Fryslân moet leerachterstand zelf aantonen
24 nov 2005
Fryslân moet leerachterstand zelf aantonen
DEN HAAG – De Friese onderwijsgedeputeerde Mulder moet met harde cijfers aantonen dat Friese basisscholen erop achteruit gaan door het nieuwe steunbeleid voor zwakke leerlingen. Daartoe daagde minister Van der Hoeven hem gisteren uit tijdens een debat met de Tweede Kamer over haar nieuwe achterstandenbeleid.
Belachelijk, vindt Mulder.Volgens Van der Hoeven profiteert het platteland wel degelijk van de nieuwe verdeling van het geld; Fryslân krijgt hooguit “minder meer” dan de provincie zou wensen. Zelf wil zij haar ambtenaren echter geen rekenvoorbeelden laten maken die dat bewijzen: “Ik ga dit niet naar individuele scholen vertalen, we moeten hier op macroniveau beslissingen nemen.” Als Kamerleden meer willen weten over de Friese situatie dan moet de gedeputeerde hen maar verder helpen, zei de minister geïrriteerd.
Scholen krijgen extra geld voor leerlingen die door hun thuissituatie met een achterstand aan het basisonderwijs beginnen. Tot nu toe werd die achterstand onder meer berekend op basis van het opleidingsniveau van de ouders, maar ook op basis van de herkomst van de ouders: kinderen van allochtonen werden per definitie als ‘zwak’ aangemerkt, zelfs als hun ouders academisch geschoold zijn. Dat criterium van ‘etniciteit’ wordt nu losgelaten, want – zo verwoordde Van der Hoeven het gisteren - “achterstand heeft geen kleur”.

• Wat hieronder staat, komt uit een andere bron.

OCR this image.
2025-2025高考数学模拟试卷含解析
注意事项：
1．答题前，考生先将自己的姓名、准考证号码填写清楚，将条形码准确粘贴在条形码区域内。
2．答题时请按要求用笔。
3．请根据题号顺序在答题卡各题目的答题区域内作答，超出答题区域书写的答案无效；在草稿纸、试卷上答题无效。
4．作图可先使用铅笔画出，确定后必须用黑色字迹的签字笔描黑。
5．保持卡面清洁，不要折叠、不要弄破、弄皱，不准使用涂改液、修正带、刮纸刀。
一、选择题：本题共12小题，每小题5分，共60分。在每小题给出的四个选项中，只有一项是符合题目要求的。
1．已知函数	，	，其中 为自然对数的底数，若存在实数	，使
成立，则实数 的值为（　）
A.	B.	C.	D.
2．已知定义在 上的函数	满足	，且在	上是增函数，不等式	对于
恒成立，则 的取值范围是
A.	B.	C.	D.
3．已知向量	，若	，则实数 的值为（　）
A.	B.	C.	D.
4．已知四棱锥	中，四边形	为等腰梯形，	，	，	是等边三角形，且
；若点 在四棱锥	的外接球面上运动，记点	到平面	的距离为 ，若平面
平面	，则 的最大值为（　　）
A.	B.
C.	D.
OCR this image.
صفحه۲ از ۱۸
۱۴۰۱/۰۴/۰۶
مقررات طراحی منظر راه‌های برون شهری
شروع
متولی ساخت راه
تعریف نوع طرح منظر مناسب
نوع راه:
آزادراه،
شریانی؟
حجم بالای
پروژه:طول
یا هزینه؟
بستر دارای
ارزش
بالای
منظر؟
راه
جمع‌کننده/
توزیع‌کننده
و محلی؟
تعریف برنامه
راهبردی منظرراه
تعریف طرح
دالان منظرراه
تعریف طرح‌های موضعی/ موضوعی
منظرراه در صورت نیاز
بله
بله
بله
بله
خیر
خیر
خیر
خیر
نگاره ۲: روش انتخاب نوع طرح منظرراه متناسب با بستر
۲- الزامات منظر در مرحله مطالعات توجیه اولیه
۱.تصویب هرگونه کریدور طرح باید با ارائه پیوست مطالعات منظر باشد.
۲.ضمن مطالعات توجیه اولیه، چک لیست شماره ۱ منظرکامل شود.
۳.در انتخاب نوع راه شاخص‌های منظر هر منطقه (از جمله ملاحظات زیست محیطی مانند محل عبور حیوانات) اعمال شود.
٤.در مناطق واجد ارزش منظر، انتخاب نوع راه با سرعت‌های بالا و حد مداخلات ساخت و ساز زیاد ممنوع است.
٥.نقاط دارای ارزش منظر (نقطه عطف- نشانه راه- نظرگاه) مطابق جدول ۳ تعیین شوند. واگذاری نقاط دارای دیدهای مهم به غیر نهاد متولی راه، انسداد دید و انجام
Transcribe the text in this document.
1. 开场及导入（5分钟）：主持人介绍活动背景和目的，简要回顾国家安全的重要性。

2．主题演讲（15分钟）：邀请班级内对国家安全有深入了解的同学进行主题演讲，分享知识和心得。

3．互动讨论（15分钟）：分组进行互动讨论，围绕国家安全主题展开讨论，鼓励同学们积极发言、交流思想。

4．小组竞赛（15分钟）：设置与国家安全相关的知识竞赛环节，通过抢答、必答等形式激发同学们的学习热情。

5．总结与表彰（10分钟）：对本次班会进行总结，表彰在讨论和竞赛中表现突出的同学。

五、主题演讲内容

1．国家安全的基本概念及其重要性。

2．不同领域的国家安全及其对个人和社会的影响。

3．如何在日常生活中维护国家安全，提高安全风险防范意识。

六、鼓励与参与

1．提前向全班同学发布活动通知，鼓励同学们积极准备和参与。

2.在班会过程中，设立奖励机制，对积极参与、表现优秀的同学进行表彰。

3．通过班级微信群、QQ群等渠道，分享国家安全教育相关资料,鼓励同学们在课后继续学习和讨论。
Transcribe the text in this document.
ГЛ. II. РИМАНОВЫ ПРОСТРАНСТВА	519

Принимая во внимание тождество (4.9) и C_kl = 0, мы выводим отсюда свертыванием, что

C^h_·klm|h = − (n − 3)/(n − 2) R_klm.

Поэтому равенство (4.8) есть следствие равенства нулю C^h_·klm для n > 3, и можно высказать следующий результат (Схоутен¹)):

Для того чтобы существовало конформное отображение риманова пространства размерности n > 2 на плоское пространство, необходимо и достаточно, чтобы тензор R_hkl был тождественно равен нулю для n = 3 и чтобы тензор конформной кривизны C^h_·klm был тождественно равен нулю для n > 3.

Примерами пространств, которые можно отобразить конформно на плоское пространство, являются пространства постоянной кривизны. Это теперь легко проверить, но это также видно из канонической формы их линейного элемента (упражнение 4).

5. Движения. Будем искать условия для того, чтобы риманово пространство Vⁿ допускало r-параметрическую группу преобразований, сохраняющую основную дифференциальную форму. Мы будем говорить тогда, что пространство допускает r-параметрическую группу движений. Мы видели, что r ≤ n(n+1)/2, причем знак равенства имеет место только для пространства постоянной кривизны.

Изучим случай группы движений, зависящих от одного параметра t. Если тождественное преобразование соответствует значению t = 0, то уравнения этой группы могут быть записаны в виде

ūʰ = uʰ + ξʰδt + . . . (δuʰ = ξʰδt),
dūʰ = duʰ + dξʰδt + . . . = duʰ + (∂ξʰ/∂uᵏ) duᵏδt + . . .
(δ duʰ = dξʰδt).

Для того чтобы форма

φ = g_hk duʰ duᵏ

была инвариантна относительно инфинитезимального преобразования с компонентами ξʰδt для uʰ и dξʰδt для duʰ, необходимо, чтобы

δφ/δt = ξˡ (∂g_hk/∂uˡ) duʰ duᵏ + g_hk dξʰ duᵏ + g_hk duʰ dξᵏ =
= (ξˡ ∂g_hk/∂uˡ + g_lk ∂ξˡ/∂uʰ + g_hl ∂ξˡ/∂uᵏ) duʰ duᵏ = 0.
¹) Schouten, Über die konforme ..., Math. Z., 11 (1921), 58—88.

Het loslaten van de etniciteit als indicator voor onderwijsachterstand zou theoretisch gunstig zijn voor Friese basisscholen. Zij hebben weinig allochtone leerlingen, maar van de autochtone leerlingen zijn er relatief veel die laag opgeleide ouders (alleen basisschool of lbo) hebben. Vorige week stuurde gedeputeerde Mulder echter een ontevreden brief naar de Tweede Kamer waarin hij betoogde dat de Friese basisscholen nauwelijks profiteren van de gewijzigde criteria. De brief kreeg veel aandacht van de media en beheerste mede daardoor het debat, gisteren, van de Tweede Kamer met Van der Hoeven. Onder anderen de Kamerleden Slob (ChristenUnie) en Hamer (PvdA) vroegen om opheldering over de verongelijkte geluiden uit Fryslân. Van der Hoeven had weinig zin om te reageren op de noodsignalen van Mulder: “Zullen we maar eens aan die aardige gedeputeerde vragen of hij zijn stelling met cijfers wil onderbouwen, voor de begrotingsbehandeling van volgende week?” De minister weigerde zelf om de Friese klachten met cijfers te weerleggen, toen Slob daarop aandrong: “Degene die zulke dingen in de krant laat zetten moet het ook maar uitrekenen. Ik zal het hem ook vragen.” En omdat Mulder op de tribune zat liet ze erop volgen: “Het verzoek is bij deze publiekelijk gedaan.”
‘Undúdlik’
Merkwaardig verzoek, vindt Mulder. “As jo belied útsette, moatte je ek wite wat it effekt is.” Dat de minister dat niet zelf wil aangeven, vindt hij raar en het is wat hem betreft een bewijs dat het de bewindsvrouw “folslein ûndúdlik is” waar haar geld terechtkomt. De provincie zal de handschoen oppakken, kondigt hij aan.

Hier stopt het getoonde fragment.